Caleb tilted the pint to his lips and felt the comforting burn as the liquor slid down his throat. “That’s good,” he said and sat the bottle on the empty crate. “I don’t know nothin for sure. Figure I’ll make my way to the tracks, hitch a freight goin somewheres.” He blew out a stream of air and reached for the pint again. After his second drink he faced the other man. “Before I go, I want to leave y’all something. I won’t be needing it anymore.” He drew the burlap sack out of his pocket and handed it to Moses. “There’s four hundred fifty-two dollars and fifty cents in there. I want you to divide it up amongst all the colored families. Make sure you and Pearl get your share too, hear.”
“What for you givin me this?” said Moses. “You worked for your money, same as the rest of us. It’s your’n.” He let loose a brown stream of tobacco juice from the gap between his front teeth.
“It weren’t the same, Moses. Take it. I don’t have time to argue.”
Moses, meeting Caleb’s gaze, must have read something in those steely eyes. “Aright. I’ll do like you axed me.
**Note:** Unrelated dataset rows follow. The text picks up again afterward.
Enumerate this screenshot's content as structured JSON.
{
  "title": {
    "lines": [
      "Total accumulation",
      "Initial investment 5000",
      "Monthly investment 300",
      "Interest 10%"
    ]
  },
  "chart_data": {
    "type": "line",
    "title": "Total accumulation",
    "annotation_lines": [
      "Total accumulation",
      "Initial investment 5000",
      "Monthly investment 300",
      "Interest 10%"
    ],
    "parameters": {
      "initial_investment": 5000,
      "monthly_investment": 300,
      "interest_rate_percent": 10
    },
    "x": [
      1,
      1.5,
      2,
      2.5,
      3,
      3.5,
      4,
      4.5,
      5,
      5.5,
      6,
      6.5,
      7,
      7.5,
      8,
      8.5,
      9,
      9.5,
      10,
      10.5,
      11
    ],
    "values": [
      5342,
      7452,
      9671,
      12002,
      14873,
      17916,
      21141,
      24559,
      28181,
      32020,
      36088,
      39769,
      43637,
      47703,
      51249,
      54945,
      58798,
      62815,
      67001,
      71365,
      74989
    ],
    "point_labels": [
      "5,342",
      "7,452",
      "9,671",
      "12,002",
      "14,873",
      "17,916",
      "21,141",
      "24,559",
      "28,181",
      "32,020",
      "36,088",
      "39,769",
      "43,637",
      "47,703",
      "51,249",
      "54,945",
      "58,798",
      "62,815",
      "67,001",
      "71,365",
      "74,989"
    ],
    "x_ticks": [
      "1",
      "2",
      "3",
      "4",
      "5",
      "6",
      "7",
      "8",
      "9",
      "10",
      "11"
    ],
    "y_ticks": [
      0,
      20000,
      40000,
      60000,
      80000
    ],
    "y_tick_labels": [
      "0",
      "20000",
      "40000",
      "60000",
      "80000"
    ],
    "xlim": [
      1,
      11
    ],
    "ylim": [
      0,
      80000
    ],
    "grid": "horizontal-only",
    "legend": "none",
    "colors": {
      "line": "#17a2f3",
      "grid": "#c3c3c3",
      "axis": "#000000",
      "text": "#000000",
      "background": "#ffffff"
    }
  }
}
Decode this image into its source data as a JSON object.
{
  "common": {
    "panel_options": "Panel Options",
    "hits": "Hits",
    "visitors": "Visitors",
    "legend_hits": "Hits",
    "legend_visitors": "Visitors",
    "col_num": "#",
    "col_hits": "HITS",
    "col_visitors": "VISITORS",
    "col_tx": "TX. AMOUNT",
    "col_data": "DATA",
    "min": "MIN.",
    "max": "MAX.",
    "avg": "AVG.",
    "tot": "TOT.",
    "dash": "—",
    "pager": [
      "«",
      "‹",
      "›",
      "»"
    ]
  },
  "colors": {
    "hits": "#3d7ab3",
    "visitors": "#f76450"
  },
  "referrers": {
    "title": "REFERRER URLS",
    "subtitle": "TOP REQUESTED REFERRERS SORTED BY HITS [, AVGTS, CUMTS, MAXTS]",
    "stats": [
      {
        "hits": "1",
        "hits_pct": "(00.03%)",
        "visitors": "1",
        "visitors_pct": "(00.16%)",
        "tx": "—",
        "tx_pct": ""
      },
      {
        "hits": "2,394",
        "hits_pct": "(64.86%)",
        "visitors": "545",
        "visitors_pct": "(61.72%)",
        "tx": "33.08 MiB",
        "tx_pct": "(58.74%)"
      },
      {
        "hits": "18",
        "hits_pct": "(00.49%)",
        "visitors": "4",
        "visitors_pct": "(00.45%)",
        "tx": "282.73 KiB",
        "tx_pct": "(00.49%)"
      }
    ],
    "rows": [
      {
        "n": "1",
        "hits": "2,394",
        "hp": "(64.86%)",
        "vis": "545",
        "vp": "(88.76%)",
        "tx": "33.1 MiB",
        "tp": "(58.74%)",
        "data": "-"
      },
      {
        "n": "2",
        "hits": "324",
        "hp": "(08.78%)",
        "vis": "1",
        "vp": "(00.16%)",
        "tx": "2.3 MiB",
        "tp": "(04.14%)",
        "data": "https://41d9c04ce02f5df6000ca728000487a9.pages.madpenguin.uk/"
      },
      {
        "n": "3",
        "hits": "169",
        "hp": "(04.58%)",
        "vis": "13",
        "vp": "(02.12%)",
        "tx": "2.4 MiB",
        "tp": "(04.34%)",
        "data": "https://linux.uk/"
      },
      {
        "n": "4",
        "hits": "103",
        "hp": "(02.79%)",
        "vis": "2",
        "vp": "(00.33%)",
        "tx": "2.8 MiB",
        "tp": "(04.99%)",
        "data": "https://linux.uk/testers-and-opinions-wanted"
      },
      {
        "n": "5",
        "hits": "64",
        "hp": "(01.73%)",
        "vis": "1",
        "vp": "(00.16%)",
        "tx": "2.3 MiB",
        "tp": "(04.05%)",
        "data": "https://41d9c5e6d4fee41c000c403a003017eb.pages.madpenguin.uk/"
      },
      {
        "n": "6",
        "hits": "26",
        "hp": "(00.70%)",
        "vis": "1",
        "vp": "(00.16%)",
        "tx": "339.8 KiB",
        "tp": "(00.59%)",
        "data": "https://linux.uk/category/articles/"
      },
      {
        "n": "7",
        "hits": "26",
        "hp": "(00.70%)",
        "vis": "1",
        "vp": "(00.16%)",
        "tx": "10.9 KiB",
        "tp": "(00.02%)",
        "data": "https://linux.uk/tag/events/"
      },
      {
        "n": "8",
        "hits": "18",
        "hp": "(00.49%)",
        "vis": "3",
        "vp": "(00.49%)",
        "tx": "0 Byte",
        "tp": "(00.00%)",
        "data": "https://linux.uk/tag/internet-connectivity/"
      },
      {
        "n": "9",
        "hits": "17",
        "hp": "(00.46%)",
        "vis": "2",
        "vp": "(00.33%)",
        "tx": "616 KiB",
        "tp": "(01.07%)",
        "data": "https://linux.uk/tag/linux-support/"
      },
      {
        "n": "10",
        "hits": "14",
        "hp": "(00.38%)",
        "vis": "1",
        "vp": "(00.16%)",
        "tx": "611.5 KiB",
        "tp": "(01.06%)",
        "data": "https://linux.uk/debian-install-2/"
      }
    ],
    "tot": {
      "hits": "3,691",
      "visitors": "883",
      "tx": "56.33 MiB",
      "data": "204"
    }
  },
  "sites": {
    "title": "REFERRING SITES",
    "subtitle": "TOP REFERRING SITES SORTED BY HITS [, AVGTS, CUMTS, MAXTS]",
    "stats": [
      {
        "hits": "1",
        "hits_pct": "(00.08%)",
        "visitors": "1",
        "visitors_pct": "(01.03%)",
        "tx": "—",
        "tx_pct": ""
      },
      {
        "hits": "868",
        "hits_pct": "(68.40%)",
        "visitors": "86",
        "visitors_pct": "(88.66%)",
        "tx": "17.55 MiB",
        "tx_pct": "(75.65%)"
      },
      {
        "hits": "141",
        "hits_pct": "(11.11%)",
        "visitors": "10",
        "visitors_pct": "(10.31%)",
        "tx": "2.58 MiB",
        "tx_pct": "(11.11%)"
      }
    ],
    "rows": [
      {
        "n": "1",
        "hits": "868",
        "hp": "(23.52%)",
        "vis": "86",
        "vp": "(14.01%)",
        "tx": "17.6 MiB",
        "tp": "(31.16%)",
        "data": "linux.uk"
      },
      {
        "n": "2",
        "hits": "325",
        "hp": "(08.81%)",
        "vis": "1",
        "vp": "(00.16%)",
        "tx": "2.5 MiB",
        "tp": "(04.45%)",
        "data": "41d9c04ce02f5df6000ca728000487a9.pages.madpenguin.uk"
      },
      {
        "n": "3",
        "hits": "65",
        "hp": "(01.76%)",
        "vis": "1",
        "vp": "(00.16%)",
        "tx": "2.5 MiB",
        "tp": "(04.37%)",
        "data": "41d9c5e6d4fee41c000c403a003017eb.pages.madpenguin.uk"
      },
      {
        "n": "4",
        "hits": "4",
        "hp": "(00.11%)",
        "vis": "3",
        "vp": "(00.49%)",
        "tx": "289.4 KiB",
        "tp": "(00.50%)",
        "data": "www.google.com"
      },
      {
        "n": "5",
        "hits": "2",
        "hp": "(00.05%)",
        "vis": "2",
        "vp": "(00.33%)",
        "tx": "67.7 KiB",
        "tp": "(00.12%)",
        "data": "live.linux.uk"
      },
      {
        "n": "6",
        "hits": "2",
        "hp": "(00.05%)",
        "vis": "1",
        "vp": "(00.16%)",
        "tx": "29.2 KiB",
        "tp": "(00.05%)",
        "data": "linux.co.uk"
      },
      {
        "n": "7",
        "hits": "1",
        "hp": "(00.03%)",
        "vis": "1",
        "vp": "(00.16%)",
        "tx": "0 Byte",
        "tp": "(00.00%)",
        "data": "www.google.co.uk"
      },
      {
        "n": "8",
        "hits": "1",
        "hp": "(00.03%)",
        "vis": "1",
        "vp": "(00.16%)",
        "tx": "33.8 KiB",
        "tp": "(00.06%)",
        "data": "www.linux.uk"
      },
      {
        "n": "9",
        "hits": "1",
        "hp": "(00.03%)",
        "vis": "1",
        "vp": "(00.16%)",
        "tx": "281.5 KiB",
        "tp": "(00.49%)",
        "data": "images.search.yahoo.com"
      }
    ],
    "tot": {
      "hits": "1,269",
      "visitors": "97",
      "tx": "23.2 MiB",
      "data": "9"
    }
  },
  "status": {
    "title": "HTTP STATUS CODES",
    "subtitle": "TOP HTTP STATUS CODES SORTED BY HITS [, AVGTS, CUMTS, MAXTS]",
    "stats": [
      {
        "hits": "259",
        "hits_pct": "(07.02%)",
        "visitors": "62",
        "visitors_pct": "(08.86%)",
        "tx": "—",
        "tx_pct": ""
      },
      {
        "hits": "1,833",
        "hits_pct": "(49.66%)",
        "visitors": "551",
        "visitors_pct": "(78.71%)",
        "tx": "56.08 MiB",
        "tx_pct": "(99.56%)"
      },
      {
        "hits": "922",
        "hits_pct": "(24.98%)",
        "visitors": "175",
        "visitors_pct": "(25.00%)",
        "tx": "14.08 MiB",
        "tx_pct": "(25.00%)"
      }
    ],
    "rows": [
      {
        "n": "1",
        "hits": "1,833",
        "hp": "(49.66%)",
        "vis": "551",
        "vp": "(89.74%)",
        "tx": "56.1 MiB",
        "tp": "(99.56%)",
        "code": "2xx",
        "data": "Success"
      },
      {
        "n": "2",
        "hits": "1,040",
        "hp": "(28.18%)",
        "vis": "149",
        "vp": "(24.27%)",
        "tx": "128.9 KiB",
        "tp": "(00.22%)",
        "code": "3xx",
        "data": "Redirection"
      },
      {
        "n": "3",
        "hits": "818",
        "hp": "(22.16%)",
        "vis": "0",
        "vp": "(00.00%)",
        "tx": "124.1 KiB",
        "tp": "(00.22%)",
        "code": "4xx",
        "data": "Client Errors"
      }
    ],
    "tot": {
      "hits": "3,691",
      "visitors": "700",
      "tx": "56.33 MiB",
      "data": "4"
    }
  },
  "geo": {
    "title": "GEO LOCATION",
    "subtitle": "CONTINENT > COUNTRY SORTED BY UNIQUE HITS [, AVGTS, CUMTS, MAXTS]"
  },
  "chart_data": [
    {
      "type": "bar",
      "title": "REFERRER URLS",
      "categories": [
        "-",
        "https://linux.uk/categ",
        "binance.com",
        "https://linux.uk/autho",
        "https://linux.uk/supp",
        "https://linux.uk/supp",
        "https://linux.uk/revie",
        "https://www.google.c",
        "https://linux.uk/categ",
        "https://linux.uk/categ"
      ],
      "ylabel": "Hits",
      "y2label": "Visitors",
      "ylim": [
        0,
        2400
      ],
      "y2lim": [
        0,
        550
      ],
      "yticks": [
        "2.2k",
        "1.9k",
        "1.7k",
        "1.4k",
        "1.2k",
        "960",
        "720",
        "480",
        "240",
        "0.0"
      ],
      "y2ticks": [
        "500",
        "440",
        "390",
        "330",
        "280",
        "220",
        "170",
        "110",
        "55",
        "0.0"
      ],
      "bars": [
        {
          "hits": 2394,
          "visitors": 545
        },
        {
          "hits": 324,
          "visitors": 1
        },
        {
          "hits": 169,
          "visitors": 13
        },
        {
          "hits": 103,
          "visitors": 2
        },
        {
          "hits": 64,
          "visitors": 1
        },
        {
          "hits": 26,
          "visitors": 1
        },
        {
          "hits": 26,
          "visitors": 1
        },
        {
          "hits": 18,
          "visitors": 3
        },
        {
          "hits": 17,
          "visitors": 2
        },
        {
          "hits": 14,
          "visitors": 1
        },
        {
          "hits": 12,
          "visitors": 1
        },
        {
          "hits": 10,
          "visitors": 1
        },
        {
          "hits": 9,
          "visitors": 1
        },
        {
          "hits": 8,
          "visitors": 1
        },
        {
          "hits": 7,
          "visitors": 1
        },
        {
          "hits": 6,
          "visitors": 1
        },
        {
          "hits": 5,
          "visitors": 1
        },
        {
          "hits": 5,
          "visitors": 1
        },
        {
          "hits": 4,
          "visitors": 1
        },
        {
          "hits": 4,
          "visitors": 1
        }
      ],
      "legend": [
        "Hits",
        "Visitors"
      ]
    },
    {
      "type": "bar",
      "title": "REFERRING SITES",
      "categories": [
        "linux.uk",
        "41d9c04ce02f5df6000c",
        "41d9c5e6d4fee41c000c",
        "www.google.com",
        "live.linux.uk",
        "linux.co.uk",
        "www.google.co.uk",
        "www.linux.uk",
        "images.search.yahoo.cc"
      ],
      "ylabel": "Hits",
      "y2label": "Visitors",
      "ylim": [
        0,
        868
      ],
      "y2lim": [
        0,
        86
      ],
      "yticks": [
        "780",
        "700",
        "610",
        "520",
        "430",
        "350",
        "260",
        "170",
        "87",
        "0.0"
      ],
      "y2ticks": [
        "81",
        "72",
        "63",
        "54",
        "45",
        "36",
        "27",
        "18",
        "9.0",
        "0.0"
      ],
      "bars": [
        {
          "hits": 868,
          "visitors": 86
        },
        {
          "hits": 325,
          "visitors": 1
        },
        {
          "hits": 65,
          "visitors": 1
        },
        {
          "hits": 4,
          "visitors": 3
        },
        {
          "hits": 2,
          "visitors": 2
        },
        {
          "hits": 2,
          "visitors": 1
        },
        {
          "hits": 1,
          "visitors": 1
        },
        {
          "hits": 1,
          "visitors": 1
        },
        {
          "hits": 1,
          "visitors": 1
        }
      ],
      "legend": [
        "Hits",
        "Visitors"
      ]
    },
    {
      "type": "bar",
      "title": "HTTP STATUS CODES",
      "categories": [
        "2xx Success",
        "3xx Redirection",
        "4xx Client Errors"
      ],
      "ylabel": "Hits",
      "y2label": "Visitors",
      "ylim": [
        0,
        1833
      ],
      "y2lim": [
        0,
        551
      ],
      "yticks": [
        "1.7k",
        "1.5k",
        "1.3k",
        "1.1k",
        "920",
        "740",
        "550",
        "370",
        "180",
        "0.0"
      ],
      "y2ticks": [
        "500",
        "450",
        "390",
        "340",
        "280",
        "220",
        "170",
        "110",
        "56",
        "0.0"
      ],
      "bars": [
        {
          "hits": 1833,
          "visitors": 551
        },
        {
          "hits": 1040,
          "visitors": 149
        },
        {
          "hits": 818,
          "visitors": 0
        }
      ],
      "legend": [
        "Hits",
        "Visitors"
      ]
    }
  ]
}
But, hold on just a minute afore you leave.”
After Moses ducked back inside, Caleb pulled out his pouch of Bugler and rolled his fourth cigarette. The resonant voice of someone singing a lowdown blues song floated out to him from the juke joint: My gal’s got a heart like a rock cat down in the sea… Caleb leaned against the shed and blew smoke, feeling the sting of those words, but at the same time feeling something different—a sense of freedom.
Moses came back with a packet wrapped in newspaper. “You gonna need some food. Pearl got you some sweet taters, biscuits, and side pork here.” He watched Caleb put the packet inside his jacket before continuing. “Best thing is to hop a short line to Pensacola, then switch to a main line and head up north. That train be passin through here bout any time now.” Moses put a hand on Caleb’s shoulder. “You save yourself some cash, son?”
“I’ve got my week’s pay. I’ll be fine. He patted Moses’ shoulder, then turned and fled, the old black man’s final words ringing in his ears.
“Y’all be careful, hear.”
Oh, he’d be all right. He had seven dollars and fifty cents in his pocket.